Steve Borho steve at borho.org
Wed Oct 14 20:17:12 CDT 2009


On Wed, Oct 14, 2009 at 7:46 PM, Augie Fackler <lists at durin42.com> wrote:
>
> On Oct 14, 2009, at 6:18 PM, Bryan O'Sullivan wrote:
>
>> I keep wanting to like named branches, but I get consistently pushed
>> away from them.
>>
>> In a world without branch naming, anonymous branches are implicitly
>> named "default".
>
> I personally find the named-ness of branches to be obnoxious clutter
> when they're used. I've stopped using them on anything except
> hgsubversion clones, where I find it to be necessary.
>
>> Approximately 100% of the time, except during occasional brief
>> merges, I want to have just one named branch active in any given
>> repository. So if I check out my "1.2" branch, I want it to contain
>> the named branch "1.2", and I'd really like Mercurial to update to
>> the tip of that branch when I clone it. But instead, it updates to
>> the tip of the "default" branch, and I then have to manually update
>> to the tip of "1.2" by hand afterwards.
>>
>> I find that this behaviour makes named branches sufficiently
>> unappealing and surprising that I never use them and always advocate
>> against their use, even though they're notionally extremely useful
>> in a medium-to-large team. Basically, the "clone, then remember to
>> update by hand" requirement screams to me "and here's where you'll
>> make lots of mistakes because you'll forget to take this step 40% of
>> the time".
>>
>> Am I alone?

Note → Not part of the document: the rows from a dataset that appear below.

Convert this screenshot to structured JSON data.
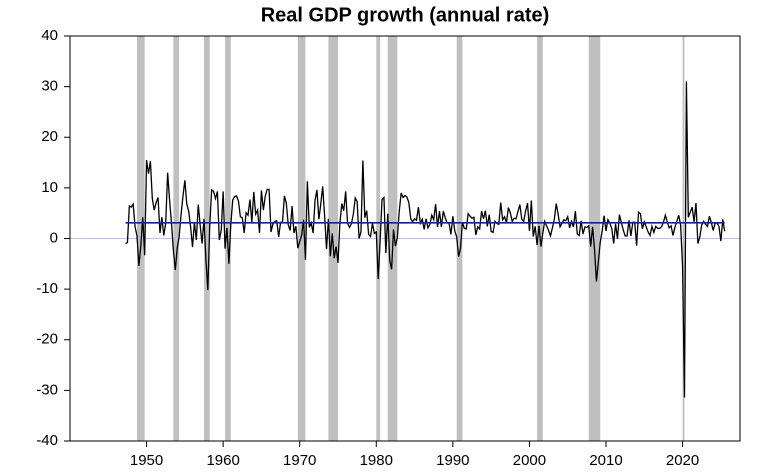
{
  "chart_data": {
    "type": "line",
    "title": "Real GDP growth (annual rate)",
    "x": [
      1947.25,
      1947.5,
      1947.75,
      1948,
      1948.25,
      1948.5,
      1948.75,
      1949,
      1949.25,
      1949.5,
      1949.75,
      1950,
      1950.25,
      1950.5,
      1950.75,
      1951,
      1951.25,
      1951.5,
      1951.75,
      1952,
      1952.25,
      1952.5,
      1952.75,
      1953,
      1953.25,
      1953.5,
      1953.75,
      1954,
      1954.25,
      1954.5,
      1954.75,
      1955,
      1955.25,
      1955.5,
      1955.75,
      1956,
      1956.25,
      1956.5,
      1956.75,
      1957,
      1957.25,
      1957.5,
      1957.75,
      1958,
      1958.25,
      1958.5,
      1958.75,
      1959,
      1959.25,
      1959.5,
      1959.75,
      1960,
      1960.25,
      1960.5,
      1960.75,
      1961,
      1961.25,
      1961.5,
      1961.75,
      1962,
      1962.25,
      1962.5,
      1962.75,
      1963,
      1963.25,
      1963.5,
      1963.75,
      1964,
      1964.25,
      1964.5,
      1964.75,
      1965,
      1965.25,
      1965.5,
      1965.75,
      1966,
      1966.25,
      1966.5,
      1966.75,
      1967,
      1967.25,
      1967.5,
      1967.75,
      1968,
      1968.25,
      1968.5,
      1968.75,
      1969,
      1969.25,
      1969.5,
      1969.75,
      1970,
      1970.25,
      1970.5,
      1970.75,
      1971,
      1971.25,
      1971.5,
      1971.75,
      1972,
      1972.25,
      1972.5,
      1972.75,
      1973,
      1973.25,
      1973.5,
      1973.75,
      1974,
      1974.25,
      1974.5,
      1974.75,
      1975,
      1975.25,
      1975.5,
      1975.75,
      1976,
      1976.25,
      1976.5,
      1976.75,
      1977,
      1977.25,
      1977.5,
      1977.75,
      1978,
      1978.25,
      1978.5,
      1978.75,
      1979,
      1979.25,
      1979.5,
      1979.75,
      1980,
      1980.25,
      1980.5,
      1980.75,
      1981,
      1981.25,
      1981.5,
      1981.75,
      1982,
      1982.25,
      1982.5,
      1982.75,
      1983,
      1983.25,
      1983.5,
      1983.75,
      1984,
      1984.25,
      1984.5,
      1984.75,
      1985,
      1985.25,
      1985.5,
      1985.75,
      1986,
      1986.25,
      1986.5,
      1986.75,
      1987,
      1987.25,
      1987.5,
      1987.75,
      1988,
      1988.25,
      1988.5,
      1988.75,
      1989,
      1989.25,
      1989.5,
      1989.75,
      1990,
      1990.25,
      1990.5,
      1990.75,
      1991,
      1991.25,
      1991.5,
      1991.75,
      1992,
      1992.25,
      1992.5,
      1992.75,
      1993,
      1993.25,
      1993.5,
      1993.75,
      1994,
      1994.25,
      1994.5,
      1994.75,
      1995,
      1995.25,
      1995.5,
      1995.75,
      1996,
      1996.25,
      1996.5,
      1996.75,
      1997,
      1997.25,
      1997.5,
      1997.75,
      1998,
      1998.25,
      1998.5,
      1998.75,
      1999,
      1999.25,
      1999.5,
      1999.75,
      2000,
      2000.25,
      2000.5,
      2000.75,
      2001,
      2001.25,
      2001.5,
      2001.75,
      2002,
      2002.25,
      2002.5,
      2002.75,
      2003,
      2003.25,
      2003.5,
      2003.75,
      2004,
      2004.25,
      2004.5,
      2004.75,
      2005,
      2005.25,
      2005.5,
      2005.75,
      2006,
      2006.25,
      2006.5,
      2006.75,
      2007,
      2007.25,
      2007.5,
      2007.75,
      2008,
      2008.25,
      2008.5,
      2008.75,
      2009,
      2009.25,
      2009.5,
      2009.75,
      2010,
      2010.25,
      2010.5,
      2010.75,
      2011,
      2011.25,
      2011.5,
      2011.75,
      2012,
      2012.25,
      2012.5,
      2012.75,
      2013,
      2013.25,
      2013.5,
      2013.75,
      2014,
      2014.25,
      2014.5,
      2014.75,
      2015,
      2015.25,
      2015.5,
      2015.75,
      2016,
      2016.25,
      2016.5,
      2016.75,
      2017,
      2017.25,
      2017.5,
      2017.75,
      2018,
      2018.25,
      2018.5,
      2018.75,
      2019,
      2019.25,
      2019.5,
      2019.75,
      2020,
      2020.25,
      2020.5,
      2020.75,
      2021,
      2021.25,
      2021.5,
      2021.75,
      2022,
      2022.25,
      2022.5,
      2022.75,
      2023,
      2023.25,
      2023.5,
      2023.75,
      2024,
      2024.25,
      2024.5,
      2024.75,
      2025,
      2025.25,
      2025.5
    ],
    "values": [
      -1.0,
      -0.8,
      6.4,
      6.2,
      6.8,
      2.3,
      0.5,
      -5.4,
      -1.4,
      4.2,
      -3.3,
      15.5,
      12.8,
      15.3,
      7.9,
      5.6,
      7.1,
      8.1,
      1.1,
      4.2,
      0.6,
      3.0,
      13.0,
      7.7,
      3.1,
      -2.3,
      -6.2,
      -1.9,
      0.3,
      4.6,
      8.3,
      11.5,
      6.8,
      5.4,
      2.3,
      -1.7,
      3.2,
      -0.3,
      6.7,
      2.6,
      -1.0,
      3.9,
      -4.1,
      -10.2,
      2.6,
      9.6,
      9.3,
      7.9,
      9.3,
      -0.3,
      1.6,
      9.3,
      -2.0,
      2.1,
      -5.0,
      2.7,
      7.6,
      8.3,
      8.4,
      7.4,
      4.3,
      4.1,
      1.1,
      5.1,
      4.6,
      7.7,
      3.2,
      9.2,
      4.8,
      5.6,
      1.1,
      9.5,
      5.6,
      8.4,
      9.7,
      9.7,
      1.3,
      2.9,
      3.4,
      3.5,
      0.3,
      3.2,
      3.2,
      8.4,
      7.0,
      2.7,
      1.6,
      6.4,
      1.1,
      2.4,
      -1.9,
      -0.6,
      0.6,
      3.7,
      -4.2,
      11.3,
      2.2,
      3.1,
      1.1,
      7.5,
      9.6,
      3.8,
      6.8,
      10.3,
      4.5,
      -2.1,
      3.9,
      -3.5,
      1.0,
      -3.9,
      -1.6,
      -4.8,
      3.1,
      6.9,
      5.5,
      9.3,
      3.0,
      2.2,
      2.9,
      4.8,
      8.0,
      7.3,
      0.0,
      1.3,
      15.4,
      4.1,
      5.5,
      0.8,
      0.4,
      3.0,
      1.0,
      1.3,
      -8.0,
      -0.5,
      7.7,
      8.1,
      -2.9,
      4.9,
      -4.3,
      -6.1,
      1.8,
      -1.5,
      0.2,
      5.4,
      9.0,
      8.1,
      8.5,
      8.2,
      7.1,
      3.9,
      3.3,
      3.9,
      3.6,
      6.2,
      3.0,
      3.8,
      1.8,
      3.9,
      2.1,
      2.8,
      4.6,
      3.7,
      6.8,
      2.3,
      5.4,
      2.3,
      5.4,
      4.1,
      3.1,
      3.0,
      0.8,
      4.4,
      1.5,
      0.3,
      -3.6,
      -1.9,
      3.2,
      2.0,
      1.9,
      4.9,
      4.4,
      4.0,
      4.2,
      0.7,
      2.3,
      1.9,
      5.4,
      3.9,
      5.5,
      2.4,
      4.7,
      1.4,
      1.2,
      3.4,
      3.0,
      2.8,
      7.1,
      3.7,
      4.3,
      3.1,
      6.1,
      5.1,
      3.4,
      4.0,
      3.9,
      5.3,
      6.7,
      3.8,
      3.4,
      5.4,
      7.0,
      1.5,
      7.5,
      0.4,
      2.4,
      -1.3,
      2.5,
      -1.6,
      1.1,
      3.4,
      2.5,
      1.6,
      0.5,
      2.1,
      3.8,
      6.9,
      4.8,
      2.3,
      3.0,
      3.7,
      3.5,
      4.3,
      2.1,
      3.4,
      2.3,
      5.4,
      0.9,
      0.6,
      3.5,
      0.9,
      2.3,
      2.2,
      2.5,
      -1.6,
      2.3,
      -2.1,
      -8.5,
      -4.6,
      -0.7,
      1.5,
      4.5,
      1.5,
      3.7,
      3.0,
      2.0,
      -1.0,
      2.9,
      -0.1,
      4.7,
      3.2,
      1.7,
      0.5,
      0.5,
      3.6,
      0.5,
      3.2,
      3.2,
      -1.4,
      5.2,
      4.9,
      1.9,
      3.3,
      2.3,
      1.3,
      0.6,
      2.4,
      1.2,
      2.4,
      2.0,
      2.0,
      2.3,
      3.2,
      4.6,
      3.3,
      2.1,
      2.5,
      0.6,
      2.2,
      3.4,
      4.6,
      2.6,
      -5.5,
      -31.4,
      31.0,
      4.2,
      5.2,
      6.2,
      3.3,
      7.0,
      -1.0,
      0.3,
      2.7,
      3.4,
      2.8,
      2.4,
      4.4,
      3.2,
      1.6,
      3.0,
      3.1,
      2.4,
      -0.5,
      3.8,
      1.4
    ],
    "color": "#000000",
    "mean": 3.1,
    "mean_color": "#1a1aa6",
    "zero_line": true,
    "zero_color": "#b8c4e8",
    "recessions": [
      [
        1948.75,
        1949.75
      ],
      [
        1953.5,
        1954.25
      ],
      [
        1957.5,
        1958.25
      ],
      [
        1960.25,
        1961
      ],
      [
        1969.75,
        1970.75
      ],
      [
        1973.75,
        1975
      ],
      [
        1980,
        1980.5
      ],
      [
        1981.5,
        1982.75
      ],
      [
        1990.5,
        1991.25
      ],
      [
        2001,
        2001.75
      ],
      [
        2007.75,
        2009.25
      ],
      [
        2020,
        2020.25
      ]
    ],
    "recession_color": "#c0c0c0",
    "xlim": [
      1940,
      2027.5
    ],
    "xticks": [
      1950,
      1960,
      1970,
      1980,
      1990,
      2000,
      2010,
      2020
    ],
    "ylim": [
      -40,
      40
    ],
    "yticks": [
      -40,
      -30,
      -20,
      -10,
      0,
      10,
      20,
      30,
      40
    ]
  }
}
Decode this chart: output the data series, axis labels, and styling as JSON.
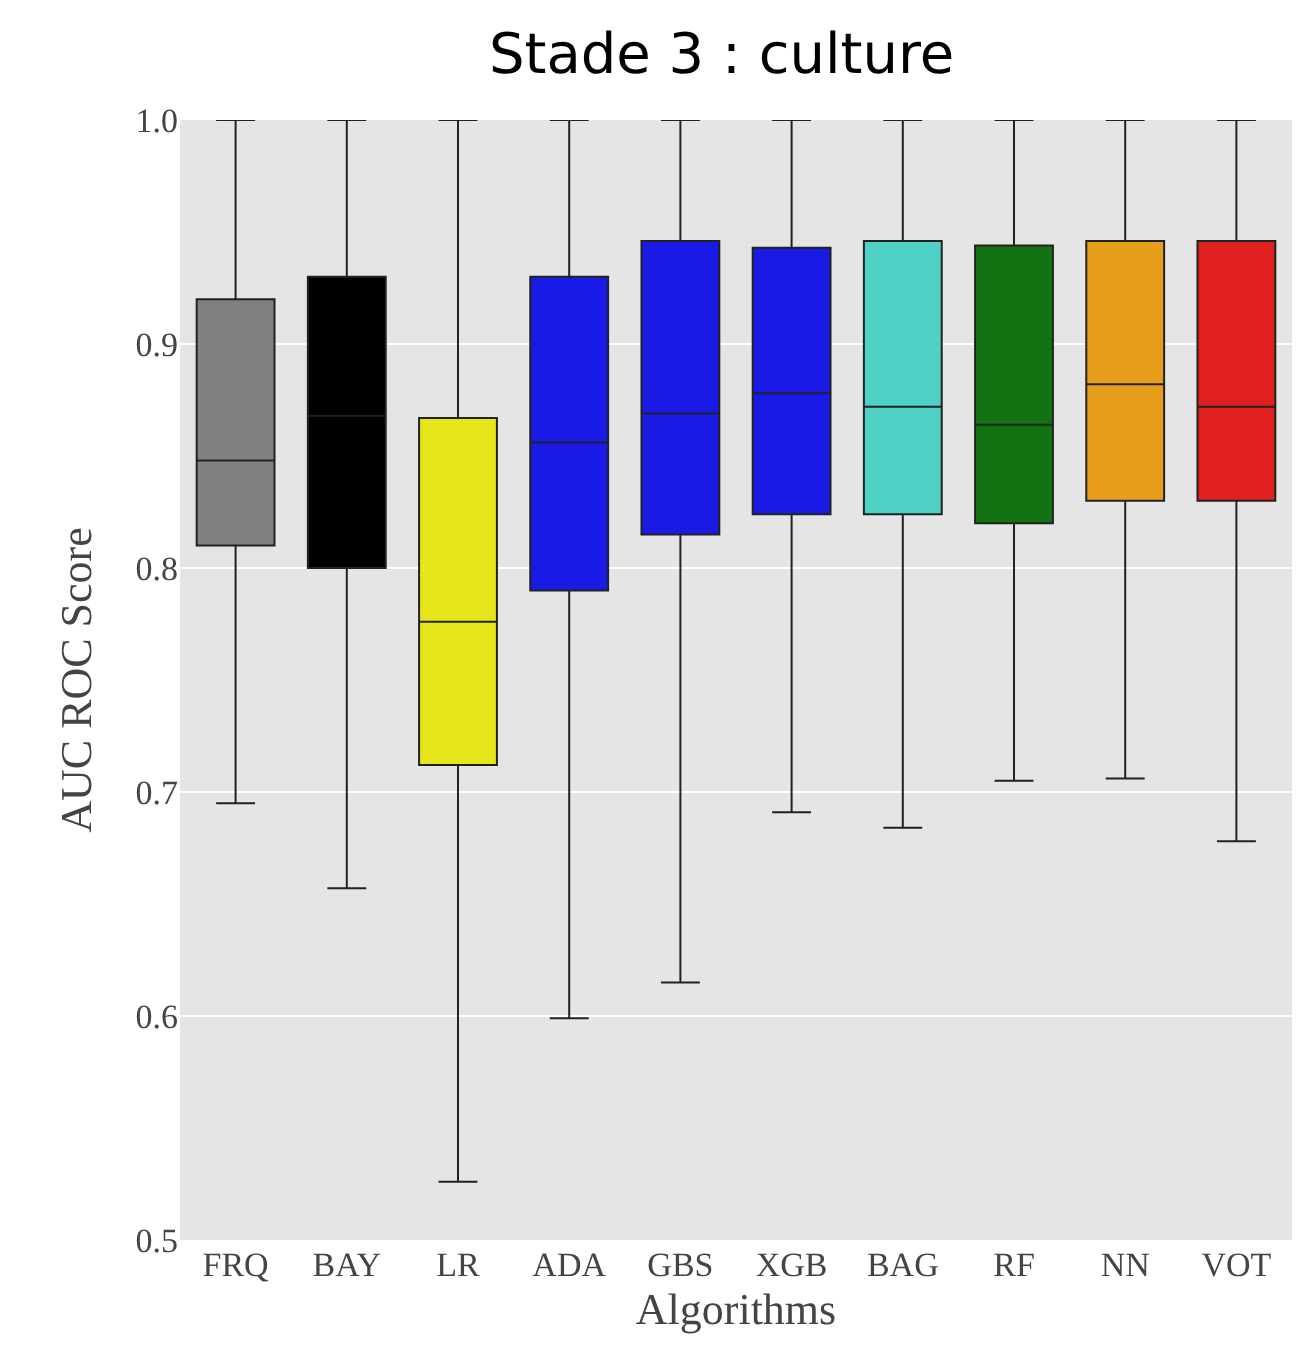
{
  "chart_data": {
    "type": "box",
    "title": "Stade 3 : culture",
    "xlabel": "Algorithms",
    "ylabel": "AUC ROC Score",
    "categories": [
      "FRQ",
      "BAY",
      "LR",
      "ADA",
      "GBS",
      "XGB",
      "BAG",
      "RF",
      "NN",
      "VOT"
    ],
    "colors": [
      "#808080",
      "#000000",
      "#e6e61a",
      "#1a1ae6",
      "#1a1ae6",
      "#1a1ae6",
      "#4fd1c5",
      "#137313",
      "#e69e1a",
      "#e01f1f"
    ],
    "boxes": [
      {
        "low": 0.695,
        "q1": 0.81,
        "median": 0.848,
        "q3": 0.92,
        "high": 1.0
      },
      {
        "low": 0.657,
        "q1": 0.8,
        "median": 0.868,
        "q3": 0.93,
        "high": 1.0
      },
      {
        "low": 0.526,
        "q1": 0.712,
        "median": 0.776,
        "q3": 0.867,
        "high": 1.0
      },
      {
        "low": 0.599,
        "q1": 0.79,
        "median": 0.856,
        "q3": 0.93,
        "high": 1.0
      },
      {
        "low": 0.615,
        "q1": 0.815,
        "median": 0.869,
        "q3": 0.946,
        "high": 1.0
      },
      {
        "low": 0.691,
        "q1": 0.824,
        "median": 0.878,
        "q3": 0.943,
        "high": 1.0
      },
      {
        "low": 0.684,
        "q1": 0.824,
        "median": 0.872,
        "q3": 0.946,
        "high": 1.0
      },
      {
        "low": 0.705,
        "q1": 0.82,
        "median": 0.864,
        "q3": 0.944,
        "high": 1.0
      },
      {
        "low": 0.706,
        "q1": 0.83,
        "median": 0.882,
        "q3": 0.946,
        "high": 1.0
      },
      {
        "low": 0.678,
        "q1": 0.83,
        "median": 0.872,
        "q3": 0.946,
        "high": 1.0
      }
    ],
    "ylim": [
      0.5,
      1.0
    ],
    "yticks": [
      {
        "value": 0.5,
        "label": "0.5"
      },
      {
        "value": 0.6,
        "label": "0.6"
      },
      {
        "value": 0.7,
        "label": "0.7"
      },
      {
        "value": 0.8,
        "label": "0.8"
      },
      {
        "value": 0.9,
        "label": "0.9"
      },
      {
        "value": 1.0,
        "label": "1.0"
      }
    ],
    "grid": "y"
  }
}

Does anyone actually like the current behaviour?
>
> To be perfectly honest, I have found I really like the way bookmarks
> work, except for the part where I can't easily share them - it's not
> interesting to me years from now what branch some work was done on,
> especially when my branch name for something now might be "single-
> clone-hacking" or some bug ID from a bts. The temporary nature of
> bookmarks "feels" more right to me.

The TortoiseHg has adopted a single 'stable' named branch for tracking
the current stable release, while all new development is done on the
default branch.  It has worked well for us thus far.